If BJP were to retain 2 out of 3 Hindi heartland states where it is in direct competition with the Congress, market would heave a sigh of relief and be range bound.
It looks like it will be a close contest between the ruling party BJP and the biggest opposition party, Congress, when the results for the five state elections will be announced on Tuesday.
Ahead of the results, India VIX fell 3.70 percent to close at 18.59 levels on December 7. It has risen from 18.22 recorded on December 3. Higher VIX suggests more volatile swing in the market in next coming sessions.
The S&P BSE Sensex and the Nifty50 plunged below crucial support levels in trade on December 10 and exit polls suggested a tight finish between the BJP and the Congress which might not go down well with markets, suggest experts.
A loss of BJP will not push markets into a tailspin but will limit further upside. If the opposition gains ground in key states such as Madhya Pradesh, Rajasthan as well as Chhattisgarh it might hit investor sentiment.
“If BJP were to retain 2 out of 3 Hindi heartland states where it is in direct competition with the Congress, the market would heave a sigh of relief and be range bound. However, if BJP were to emerge victories only in 1 of those 3 states then it would inject a sense of uncertainty in the run-up to the general elections due in April-May 2018,” Ajay Bodke, CEO - PMS, Prabhudas Lilladher told Moneycontrol.
“The possibility of a largish correction is still looming. However, the Indian market is unlikely to breach its recent low of 10,100 due to the dramatic plunge in global crude oil prices and improvement in macros,” he said.

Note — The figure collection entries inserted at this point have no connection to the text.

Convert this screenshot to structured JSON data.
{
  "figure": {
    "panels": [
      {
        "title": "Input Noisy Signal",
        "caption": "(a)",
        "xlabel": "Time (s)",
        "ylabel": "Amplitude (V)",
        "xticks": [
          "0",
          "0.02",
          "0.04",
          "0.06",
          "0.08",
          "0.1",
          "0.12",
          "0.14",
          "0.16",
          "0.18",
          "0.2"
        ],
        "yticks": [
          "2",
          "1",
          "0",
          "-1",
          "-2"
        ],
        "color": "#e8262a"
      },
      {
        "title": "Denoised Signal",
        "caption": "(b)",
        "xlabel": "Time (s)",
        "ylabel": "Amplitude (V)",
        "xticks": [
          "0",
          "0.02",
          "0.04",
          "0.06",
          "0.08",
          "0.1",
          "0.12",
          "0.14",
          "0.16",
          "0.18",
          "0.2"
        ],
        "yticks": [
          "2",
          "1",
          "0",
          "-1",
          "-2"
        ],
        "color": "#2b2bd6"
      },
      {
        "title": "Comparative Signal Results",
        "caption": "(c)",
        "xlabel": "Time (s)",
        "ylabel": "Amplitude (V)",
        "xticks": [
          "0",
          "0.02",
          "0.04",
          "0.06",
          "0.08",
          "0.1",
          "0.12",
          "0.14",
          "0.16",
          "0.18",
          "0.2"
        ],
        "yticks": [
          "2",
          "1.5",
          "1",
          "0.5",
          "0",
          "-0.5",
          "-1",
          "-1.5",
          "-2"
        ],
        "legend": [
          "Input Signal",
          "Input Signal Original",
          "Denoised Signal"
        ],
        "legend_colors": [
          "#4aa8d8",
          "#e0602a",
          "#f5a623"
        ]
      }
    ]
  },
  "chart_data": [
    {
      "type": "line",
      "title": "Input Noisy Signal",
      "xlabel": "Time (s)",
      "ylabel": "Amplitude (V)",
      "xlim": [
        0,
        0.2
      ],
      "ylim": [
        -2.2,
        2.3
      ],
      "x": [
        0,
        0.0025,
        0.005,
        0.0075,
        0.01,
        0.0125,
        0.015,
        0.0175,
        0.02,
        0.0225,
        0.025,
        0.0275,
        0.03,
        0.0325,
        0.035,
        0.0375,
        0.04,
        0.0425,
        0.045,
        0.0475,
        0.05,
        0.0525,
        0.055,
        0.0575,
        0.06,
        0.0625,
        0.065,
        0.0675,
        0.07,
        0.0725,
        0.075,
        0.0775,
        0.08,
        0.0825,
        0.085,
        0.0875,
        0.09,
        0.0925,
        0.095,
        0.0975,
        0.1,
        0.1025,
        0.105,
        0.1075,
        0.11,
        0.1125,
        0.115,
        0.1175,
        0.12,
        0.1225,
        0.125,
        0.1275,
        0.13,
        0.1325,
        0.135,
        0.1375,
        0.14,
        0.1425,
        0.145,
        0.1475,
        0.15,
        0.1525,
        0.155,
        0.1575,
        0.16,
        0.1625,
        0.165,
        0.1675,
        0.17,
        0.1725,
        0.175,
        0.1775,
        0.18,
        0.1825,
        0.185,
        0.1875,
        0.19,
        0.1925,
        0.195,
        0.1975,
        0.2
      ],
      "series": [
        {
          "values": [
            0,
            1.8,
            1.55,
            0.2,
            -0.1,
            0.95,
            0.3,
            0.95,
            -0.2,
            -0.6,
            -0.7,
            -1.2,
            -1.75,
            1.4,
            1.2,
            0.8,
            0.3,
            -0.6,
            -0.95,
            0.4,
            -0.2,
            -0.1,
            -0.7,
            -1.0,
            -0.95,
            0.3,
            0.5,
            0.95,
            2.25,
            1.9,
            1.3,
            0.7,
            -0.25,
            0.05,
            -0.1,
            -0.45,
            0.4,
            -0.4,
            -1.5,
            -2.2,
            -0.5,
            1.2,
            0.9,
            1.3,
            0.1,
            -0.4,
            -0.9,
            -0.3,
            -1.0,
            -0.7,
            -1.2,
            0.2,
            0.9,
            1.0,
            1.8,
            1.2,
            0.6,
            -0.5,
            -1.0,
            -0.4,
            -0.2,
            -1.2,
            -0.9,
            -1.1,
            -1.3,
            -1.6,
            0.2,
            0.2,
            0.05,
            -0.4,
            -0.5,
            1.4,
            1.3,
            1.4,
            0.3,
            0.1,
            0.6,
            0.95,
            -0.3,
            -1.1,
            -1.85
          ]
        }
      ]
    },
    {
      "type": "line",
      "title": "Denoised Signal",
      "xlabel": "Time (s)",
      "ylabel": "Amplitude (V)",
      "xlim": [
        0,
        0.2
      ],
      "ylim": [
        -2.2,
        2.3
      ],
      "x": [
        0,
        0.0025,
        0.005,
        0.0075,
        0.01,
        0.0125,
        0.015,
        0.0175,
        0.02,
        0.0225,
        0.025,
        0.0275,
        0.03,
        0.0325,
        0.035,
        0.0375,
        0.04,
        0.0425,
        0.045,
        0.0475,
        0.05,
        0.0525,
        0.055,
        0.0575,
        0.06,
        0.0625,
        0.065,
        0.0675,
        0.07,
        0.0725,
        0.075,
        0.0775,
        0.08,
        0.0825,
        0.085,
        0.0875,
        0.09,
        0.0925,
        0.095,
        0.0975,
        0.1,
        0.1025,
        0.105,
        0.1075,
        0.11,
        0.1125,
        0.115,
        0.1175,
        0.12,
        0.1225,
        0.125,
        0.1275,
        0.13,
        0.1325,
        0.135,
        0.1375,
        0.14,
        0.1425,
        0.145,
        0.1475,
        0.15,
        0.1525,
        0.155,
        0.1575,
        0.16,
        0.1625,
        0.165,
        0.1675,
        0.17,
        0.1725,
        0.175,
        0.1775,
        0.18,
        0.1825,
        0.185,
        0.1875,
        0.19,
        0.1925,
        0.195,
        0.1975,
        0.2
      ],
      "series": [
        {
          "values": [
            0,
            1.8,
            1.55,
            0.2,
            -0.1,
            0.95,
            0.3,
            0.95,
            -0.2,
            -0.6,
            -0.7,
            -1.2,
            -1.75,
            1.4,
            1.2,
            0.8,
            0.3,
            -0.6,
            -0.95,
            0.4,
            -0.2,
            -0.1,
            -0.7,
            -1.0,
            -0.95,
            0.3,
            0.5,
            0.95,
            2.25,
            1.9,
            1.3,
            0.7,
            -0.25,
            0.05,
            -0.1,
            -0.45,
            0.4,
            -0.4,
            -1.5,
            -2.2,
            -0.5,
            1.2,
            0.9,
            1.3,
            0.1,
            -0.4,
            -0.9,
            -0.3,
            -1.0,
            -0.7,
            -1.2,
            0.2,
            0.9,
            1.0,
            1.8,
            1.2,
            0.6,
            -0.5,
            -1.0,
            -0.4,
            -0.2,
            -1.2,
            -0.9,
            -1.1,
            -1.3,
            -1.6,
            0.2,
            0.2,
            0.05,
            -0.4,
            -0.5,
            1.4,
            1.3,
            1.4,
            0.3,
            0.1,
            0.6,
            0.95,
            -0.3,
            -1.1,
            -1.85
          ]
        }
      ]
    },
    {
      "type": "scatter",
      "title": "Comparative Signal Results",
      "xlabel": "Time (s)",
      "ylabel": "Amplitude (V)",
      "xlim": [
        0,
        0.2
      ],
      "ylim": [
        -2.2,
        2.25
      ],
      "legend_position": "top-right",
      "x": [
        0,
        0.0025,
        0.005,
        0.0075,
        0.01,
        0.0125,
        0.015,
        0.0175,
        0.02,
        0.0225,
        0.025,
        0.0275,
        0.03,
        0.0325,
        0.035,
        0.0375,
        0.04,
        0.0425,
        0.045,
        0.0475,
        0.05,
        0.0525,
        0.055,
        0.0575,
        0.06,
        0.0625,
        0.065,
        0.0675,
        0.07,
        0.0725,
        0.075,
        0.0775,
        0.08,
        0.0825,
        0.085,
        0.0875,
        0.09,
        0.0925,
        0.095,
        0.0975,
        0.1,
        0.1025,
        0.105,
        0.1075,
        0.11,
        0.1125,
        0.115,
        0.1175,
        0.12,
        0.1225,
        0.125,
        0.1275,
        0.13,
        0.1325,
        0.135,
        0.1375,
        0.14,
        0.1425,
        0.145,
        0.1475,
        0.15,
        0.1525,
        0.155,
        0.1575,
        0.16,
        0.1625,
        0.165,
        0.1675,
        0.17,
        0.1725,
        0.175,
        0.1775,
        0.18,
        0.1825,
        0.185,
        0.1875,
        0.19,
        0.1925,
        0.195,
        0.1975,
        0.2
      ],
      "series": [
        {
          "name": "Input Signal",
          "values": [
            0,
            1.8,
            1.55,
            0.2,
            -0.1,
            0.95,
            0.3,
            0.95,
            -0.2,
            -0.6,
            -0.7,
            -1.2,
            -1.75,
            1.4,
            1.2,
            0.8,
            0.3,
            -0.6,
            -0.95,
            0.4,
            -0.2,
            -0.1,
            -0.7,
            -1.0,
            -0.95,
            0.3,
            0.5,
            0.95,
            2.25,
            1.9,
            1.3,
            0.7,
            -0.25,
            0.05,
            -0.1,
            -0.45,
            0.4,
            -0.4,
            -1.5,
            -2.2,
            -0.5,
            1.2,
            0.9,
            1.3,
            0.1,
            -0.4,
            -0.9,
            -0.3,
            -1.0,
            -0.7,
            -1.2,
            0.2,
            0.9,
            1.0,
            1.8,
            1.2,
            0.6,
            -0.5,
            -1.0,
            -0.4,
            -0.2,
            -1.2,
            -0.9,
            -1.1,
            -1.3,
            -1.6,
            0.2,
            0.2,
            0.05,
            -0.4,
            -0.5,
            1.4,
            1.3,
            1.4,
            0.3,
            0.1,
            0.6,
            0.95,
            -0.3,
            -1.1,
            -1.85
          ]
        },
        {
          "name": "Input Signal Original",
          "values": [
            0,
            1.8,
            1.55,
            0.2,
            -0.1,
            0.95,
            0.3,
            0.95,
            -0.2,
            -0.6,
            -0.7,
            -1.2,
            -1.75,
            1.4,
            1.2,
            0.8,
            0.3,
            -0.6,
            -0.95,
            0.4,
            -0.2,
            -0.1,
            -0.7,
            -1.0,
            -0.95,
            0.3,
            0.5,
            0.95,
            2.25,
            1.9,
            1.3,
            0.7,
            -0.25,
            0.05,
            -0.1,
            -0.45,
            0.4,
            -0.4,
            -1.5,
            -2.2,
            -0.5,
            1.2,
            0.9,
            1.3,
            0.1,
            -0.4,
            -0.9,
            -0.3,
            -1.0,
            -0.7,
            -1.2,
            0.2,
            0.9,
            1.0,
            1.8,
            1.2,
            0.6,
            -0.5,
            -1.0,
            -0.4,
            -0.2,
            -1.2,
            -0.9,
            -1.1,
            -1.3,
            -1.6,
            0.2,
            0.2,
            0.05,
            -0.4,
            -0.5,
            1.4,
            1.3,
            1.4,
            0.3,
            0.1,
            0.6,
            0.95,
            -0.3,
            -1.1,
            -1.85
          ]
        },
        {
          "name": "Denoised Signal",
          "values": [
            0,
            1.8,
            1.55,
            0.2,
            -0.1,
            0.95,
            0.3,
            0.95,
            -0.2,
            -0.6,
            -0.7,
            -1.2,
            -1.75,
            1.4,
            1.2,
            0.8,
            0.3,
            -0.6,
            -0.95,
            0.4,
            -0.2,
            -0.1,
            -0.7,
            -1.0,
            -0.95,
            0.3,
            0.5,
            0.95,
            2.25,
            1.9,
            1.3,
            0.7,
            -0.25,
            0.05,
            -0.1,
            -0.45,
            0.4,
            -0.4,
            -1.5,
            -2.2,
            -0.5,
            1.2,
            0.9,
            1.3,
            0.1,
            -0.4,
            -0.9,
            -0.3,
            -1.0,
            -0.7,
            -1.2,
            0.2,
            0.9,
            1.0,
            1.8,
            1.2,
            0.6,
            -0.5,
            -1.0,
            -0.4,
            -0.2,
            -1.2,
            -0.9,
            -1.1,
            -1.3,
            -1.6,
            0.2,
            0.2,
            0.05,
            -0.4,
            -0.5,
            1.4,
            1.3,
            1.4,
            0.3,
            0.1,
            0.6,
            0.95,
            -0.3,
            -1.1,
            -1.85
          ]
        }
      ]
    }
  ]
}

On the options front, maximum Put OI is placed at 10,000 followed by 10,200 strikes, while the maximum Call OI is seen at 11,000 followed by 11,500 strikes. Options band signifies a broader trading range between 10,550 and 10,850.
Most of the exit polls suggest that Congress is likely to make a comeback or at least give a tough fight to the ruling party, BJP, in Chhattisgarh, Rajasthan as well as Madhya Pradesh. The other two states, Mizoram and Telangana, are not material to the markets.
But, following exit polls blindly is also dangerous because there have been instances when they went not just off the mark but totally wrong. Hence, the outcome of the exit polls should be taken with a pinch of salt.
However, what it will certainly do is make markets volatile on Monday and on Tuesday when the actual results are scheduled to be declared. The next big question is, ‘what should investors do now’?
Well, the most straight and safe answer is avoid trading and if in case you have already placed your bets according to what you think could be the outcome and how it will play out in markets, buying put options to safeguard your portfolio can also be done, suggest experts.
“Ideally, for a situation like this when ahead of the event we have seen a big uptick from the recent lows. Anything bought can be held on to with a protection buying. Considering a negative outcome, the impact of risk premia on the buyer of the Puts post-event, be ready for a knock of about a couple of percent,” Shubham Agarwal, CEO & Head of Research at Quantsapp Private Limited told Moneycontrol.
“This limits the downside as with if not more (looking at the preceding move) the odds remain equal for either side, hence if there is upside volatility, it seldom gives chance to buy into,” he said.
Amit Gupta, Head of Derivative at ICICIdirect told Moneycontrol that history suggests that since 2016, Volatility has found it tough to move above 25 percent levels. Hence, we don’t recommend buying further Put options now in case you have bought before.
“In fact, post the event as volatility is expected to decline one can sell the options after that to capture the decline in option premiums,” he said.
Foreign investors have pulled put close to Rs 400 crore from the Indian stock market in the last five trading sessions amid weakness in global equities due to the arrest of a high-profile Chinese executive.
This comes following a net inflow of over Rs 6,900 crore in the equity market by Foreign Portfolio Investors (FPIs) on easing crude oil prices and a strengthening rupee.
It looks like FIIs are also moving cautiously ahead of the event, but not negative which suggests that the possibility of a big downside remain limited.
In the derivatives market, FIIs added 21,000 short Index Futures, 9,000 long Index PE and 19,000 short Stocks Futures contracts on Friday, AceEquity data showed. “Nifty DEC added 14247 contracts in Open Interest today, Banknifty DEC continued to shed OI with reduction of 8,375 contracts.
“Since last 10 days, FIIs have been a buyer in the INDEX FUTURES & INDEX OPTIONS segment amounting to 5174 crs & 8072 crs respectively, which indicates that FIIs have taken a hedge position ahead of not only election results but also against upcoming global events,” Rajesh palviya, Head Technical, and Derivative Analyst, Axis Securities told Moneycontrol.
Gupta of ICICIdirect said that FIIs who were absent in the previous months have started buying in both Debt and Equity markets as the rupee move has stabilized. “They have bought close to Rs. 14500 cr. in both Debt and Equity segments. This points towards some optimism before the event,” he said.